Report No. 276
3) Wagering Agreements
4.38 Those who argue in favour of betting and gambling being regulated contend that under Section 30 of the Indian Contract Act, 187288 a wager is void and unenforceable, but at the same time it is not forbidden by law and hence, cannot be termed illegal89. The section provides that wagering agreements are void. In the case of Carlill v. Carbolic Smoke Ball Co.90, a wagering agreement was defined as:
one by which two persons, professing to hold opposite views touching the issue of a future uncertain event, mutually agree that, dependent upon the determination of that event, one shall win from the other, and that other shall pay or hand over to him, a sum of money or other stake; neither of the contracting parties having any other interest in that contract than the sum of stake he will so win or lose, there being no other real consideration for the making of such a contract by either of the parties.

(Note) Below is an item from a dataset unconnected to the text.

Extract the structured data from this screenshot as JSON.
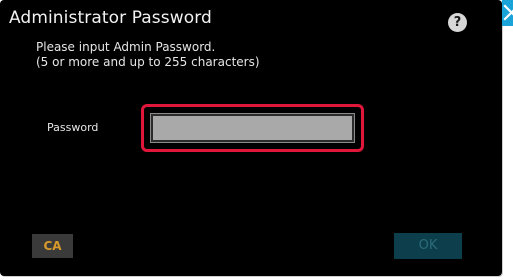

4.39 The object behind this provision is to deter people from indulging in games of chance to make a quick buck. Instead, they could devote their time and efforts on endeavors that are more productive for themselves, their families as well as the society91.
4.40 Section 30 of the Indian Contract Act in its current form is detrimental to the players and consumers of the Gaming Industry. A legal casino or online gaming operator could refuse to pay the winnings citing the provisions of Section 30 and unenforceability of the gambling transaction to its favour. Further, the section does not distinguish between wagers on games of chance versus wagers on games of skill.
4.41 This section can be equated with Section 18 of the Gambling Act, 184592 of the United Kingdom. Thus, when posed with the question of enforceability of contracts relating to gambling and betting activities, the United Kingdom dealt with the issue by enacting the Gambling Act, 2005 (hereinafter UK Gambling Act). The UK Gambling Act repealed certain provisions of a number of statutes, dating back to the eighteenth and nineteenth centuries, which prevented contracts relating to gambling from being enforceable. The UK Gambling Act by way of Section 334 repealed Section 18 of the Gambling Act, 1845, which read as:
18. Wagers not recoverable at Law.- All contracts or agreements, whether by parole or in writing, by way of gaming or wagering, shall be null and void; and no suit shall be brought or maintained in any court of law and equity for recovering any sum of money or valuable thing alleged to be won upon any wager, or which shall have been deposited in the hands of any person to abide the event on which any wager shall have been made:
Provided always, that this enactment shall not be deemed to apply to any subscription or contribution, or agreement to subscribe or contribute, for or towards any plate, prize, or sum of money to be awarded to the winner or winners of any lawful game, sport, pastime, or exercise.
4.42 Section 334 of the UK Gambling Act, 2005 did not give retrospective effect to the repealing. Furthermore, Section 335 thereof provides that the fact that a contract relates to gambling shall not affect negatively to its enforcement. However, it does not, override any other provisions of law that prevents enforcement on the ground of unlawfulness that means any ground for a void contract applicable to any other kind of contract.
4.43 Section 336 of the 2005 Act, further allows the Gaming Commission to declare void certain bets (even when made through a licensed operator) on grounds of unfairness, and all contracts or arrangements in relation to such bets.
4.44 It is most important to note that even though, Section 30 of the Indian Contract Act and Section 18 of the Gambling Act of 1845 (UK) prevented the enforcement of agreements relating to gambling or betting, it has not prevented parties from entering into such agreements.